The success of this particular niche may have much do with the growth of the Hispanic population. Adweek reported in November that “Hispanic Americans continue to grow in number at a rate four times that of the general population, with the 2010 Census expected to show their total rising to nearly 50 million, from 38 million in 2000.” Last May, New America Media reported that from 2008 to 2009, Hispanic publications grew in number, circulation and ad revenue.

Even retailers see the potential. In a recent press release, quarterly Spanish-language men’s magazine Constru-Guia al Dia announced that along with Home Depot, approximately 2,000 7-Eleven stores would distribute the magazine. “We launched the magazine three years ago when we realized there were advertisers who wanted to reach the Hispanic male audience in the construction industry, yet there wasn’t an ideal print medium,” said Kevin Kilpatrick, publisher of Constru-Guia al Dia, in a press release. “More than 39 percent of Hispanic males age 25 and older are employed in the construction or building maintenance industries, and our goal is to provide the information they need, where they need it.”

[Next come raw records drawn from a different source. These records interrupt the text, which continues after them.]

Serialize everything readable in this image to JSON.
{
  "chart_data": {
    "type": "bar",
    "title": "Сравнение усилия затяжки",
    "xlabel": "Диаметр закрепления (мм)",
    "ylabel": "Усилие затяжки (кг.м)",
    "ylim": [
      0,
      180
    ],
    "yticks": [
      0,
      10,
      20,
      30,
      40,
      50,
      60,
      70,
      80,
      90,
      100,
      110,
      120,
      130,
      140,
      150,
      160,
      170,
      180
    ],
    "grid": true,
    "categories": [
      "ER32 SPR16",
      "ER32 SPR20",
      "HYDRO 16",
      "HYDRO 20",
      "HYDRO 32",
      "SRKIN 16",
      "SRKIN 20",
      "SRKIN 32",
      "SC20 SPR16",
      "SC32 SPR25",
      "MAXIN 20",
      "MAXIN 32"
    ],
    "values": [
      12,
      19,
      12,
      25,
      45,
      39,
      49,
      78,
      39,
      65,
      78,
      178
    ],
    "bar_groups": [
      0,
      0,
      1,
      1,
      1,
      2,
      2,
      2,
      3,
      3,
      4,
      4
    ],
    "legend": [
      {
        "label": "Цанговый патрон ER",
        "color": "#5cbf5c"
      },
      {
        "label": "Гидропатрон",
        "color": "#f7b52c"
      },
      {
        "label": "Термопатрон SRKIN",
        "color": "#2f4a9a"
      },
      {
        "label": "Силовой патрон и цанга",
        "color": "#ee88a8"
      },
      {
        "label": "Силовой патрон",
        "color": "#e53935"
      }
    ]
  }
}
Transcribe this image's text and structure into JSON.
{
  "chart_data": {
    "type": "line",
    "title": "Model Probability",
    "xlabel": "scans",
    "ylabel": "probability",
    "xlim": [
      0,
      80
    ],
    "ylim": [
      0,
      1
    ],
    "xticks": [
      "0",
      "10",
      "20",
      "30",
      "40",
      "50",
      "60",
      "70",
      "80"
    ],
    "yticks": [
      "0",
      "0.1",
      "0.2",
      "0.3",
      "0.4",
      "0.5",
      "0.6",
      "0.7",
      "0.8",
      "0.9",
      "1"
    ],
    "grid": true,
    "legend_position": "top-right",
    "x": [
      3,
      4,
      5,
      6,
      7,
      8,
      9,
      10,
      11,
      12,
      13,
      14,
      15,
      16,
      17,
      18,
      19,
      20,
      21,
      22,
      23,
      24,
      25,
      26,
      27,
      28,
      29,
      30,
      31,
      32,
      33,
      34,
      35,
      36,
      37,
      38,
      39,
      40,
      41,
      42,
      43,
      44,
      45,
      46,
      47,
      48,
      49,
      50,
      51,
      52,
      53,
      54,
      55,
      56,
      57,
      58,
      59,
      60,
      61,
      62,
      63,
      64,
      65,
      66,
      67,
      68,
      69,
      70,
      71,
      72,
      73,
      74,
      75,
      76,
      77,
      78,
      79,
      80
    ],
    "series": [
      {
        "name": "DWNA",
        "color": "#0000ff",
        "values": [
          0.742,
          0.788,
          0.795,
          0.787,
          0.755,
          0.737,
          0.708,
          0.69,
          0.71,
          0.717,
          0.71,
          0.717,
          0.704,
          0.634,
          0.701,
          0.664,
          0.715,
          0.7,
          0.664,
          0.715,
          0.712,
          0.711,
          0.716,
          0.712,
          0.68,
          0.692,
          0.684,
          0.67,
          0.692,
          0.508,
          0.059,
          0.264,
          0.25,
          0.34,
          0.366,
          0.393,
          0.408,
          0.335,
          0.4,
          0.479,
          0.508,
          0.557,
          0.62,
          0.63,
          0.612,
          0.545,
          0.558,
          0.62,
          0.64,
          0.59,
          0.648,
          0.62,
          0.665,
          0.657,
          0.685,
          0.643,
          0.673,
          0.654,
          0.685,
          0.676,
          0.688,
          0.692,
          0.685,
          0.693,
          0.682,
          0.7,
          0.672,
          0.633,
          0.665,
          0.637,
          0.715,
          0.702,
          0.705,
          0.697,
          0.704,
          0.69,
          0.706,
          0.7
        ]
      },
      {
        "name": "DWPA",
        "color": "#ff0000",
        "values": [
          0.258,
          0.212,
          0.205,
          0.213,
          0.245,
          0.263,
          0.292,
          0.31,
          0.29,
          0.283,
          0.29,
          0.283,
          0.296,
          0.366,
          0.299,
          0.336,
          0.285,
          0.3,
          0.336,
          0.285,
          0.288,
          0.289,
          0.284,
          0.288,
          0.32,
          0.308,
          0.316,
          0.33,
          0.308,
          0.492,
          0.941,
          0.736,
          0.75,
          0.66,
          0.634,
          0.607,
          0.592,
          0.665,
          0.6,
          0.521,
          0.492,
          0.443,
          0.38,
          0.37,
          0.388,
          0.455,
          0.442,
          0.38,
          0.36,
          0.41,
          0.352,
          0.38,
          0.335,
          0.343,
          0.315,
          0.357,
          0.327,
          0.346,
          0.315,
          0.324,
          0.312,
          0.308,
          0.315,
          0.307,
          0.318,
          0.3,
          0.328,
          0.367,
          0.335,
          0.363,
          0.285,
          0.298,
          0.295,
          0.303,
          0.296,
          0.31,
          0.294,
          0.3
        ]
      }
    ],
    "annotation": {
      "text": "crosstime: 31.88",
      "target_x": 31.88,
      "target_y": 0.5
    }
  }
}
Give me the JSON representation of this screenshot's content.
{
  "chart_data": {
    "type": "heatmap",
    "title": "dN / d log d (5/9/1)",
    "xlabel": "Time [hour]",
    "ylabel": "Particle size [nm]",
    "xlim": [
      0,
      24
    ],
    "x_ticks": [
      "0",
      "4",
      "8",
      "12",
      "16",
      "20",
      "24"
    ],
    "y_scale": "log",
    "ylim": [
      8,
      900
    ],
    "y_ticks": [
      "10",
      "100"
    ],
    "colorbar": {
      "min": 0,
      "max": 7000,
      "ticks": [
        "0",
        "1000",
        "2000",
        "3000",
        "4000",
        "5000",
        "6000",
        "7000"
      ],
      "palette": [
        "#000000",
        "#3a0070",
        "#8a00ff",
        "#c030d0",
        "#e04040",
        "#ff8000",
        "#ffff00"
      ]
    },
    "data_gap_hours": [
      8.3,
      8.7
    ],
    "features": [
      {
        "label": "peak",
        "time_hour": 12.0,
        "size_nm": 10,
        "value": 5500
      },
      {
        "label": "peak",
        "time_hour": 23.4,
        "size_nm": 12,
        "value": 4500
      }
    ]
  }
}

Meanwhile, print isn’t the only medium that seems to be expanding into the Hispanic market with increasing frequency. Recently, Clear Channel’s HD KRQ-FM flipped from Country to Spanish Pop. In Atlanta, WGUS-AM flipped from Religious Gospel to a Spanish Tropical format. According to Arbitron’s How America Listens to Radio and Hispanic Radio Today 2009 study, Hispanic radio remains strong.These studies show the strength of radio as a media companion to ethnic consumers,” said Arbitron executive vice president and chief marketing officer Alton Adams in a press release. “Radio’s relationship with ethnic listeners has been consistent over time; year over year, more than 90 percent of black and Hispanic listeners tune in to radio for news, culture and sounds of the community.”

Back in Salt Lake City, Wall said El Observador’s reception has been welcome from readers and advertisers alike. The paper is a separate entity from the Deseret News and employs staff from Spanish-speaking countries. “You can’t just redo some news that you’re doing in English because translating it still doesn’t make it interesting,” he said. Instead, they cover news targeted at the Hispanic community. Despite the survival of Hispanic media, Wall said he believes that it isn’t the only market that can thrive. Any niche publication with a unique enough topic can be a survivor. “We think we have a very unique audience and if we do our job right, we’ll have a loyal audience and loyalty is very important today,” he said.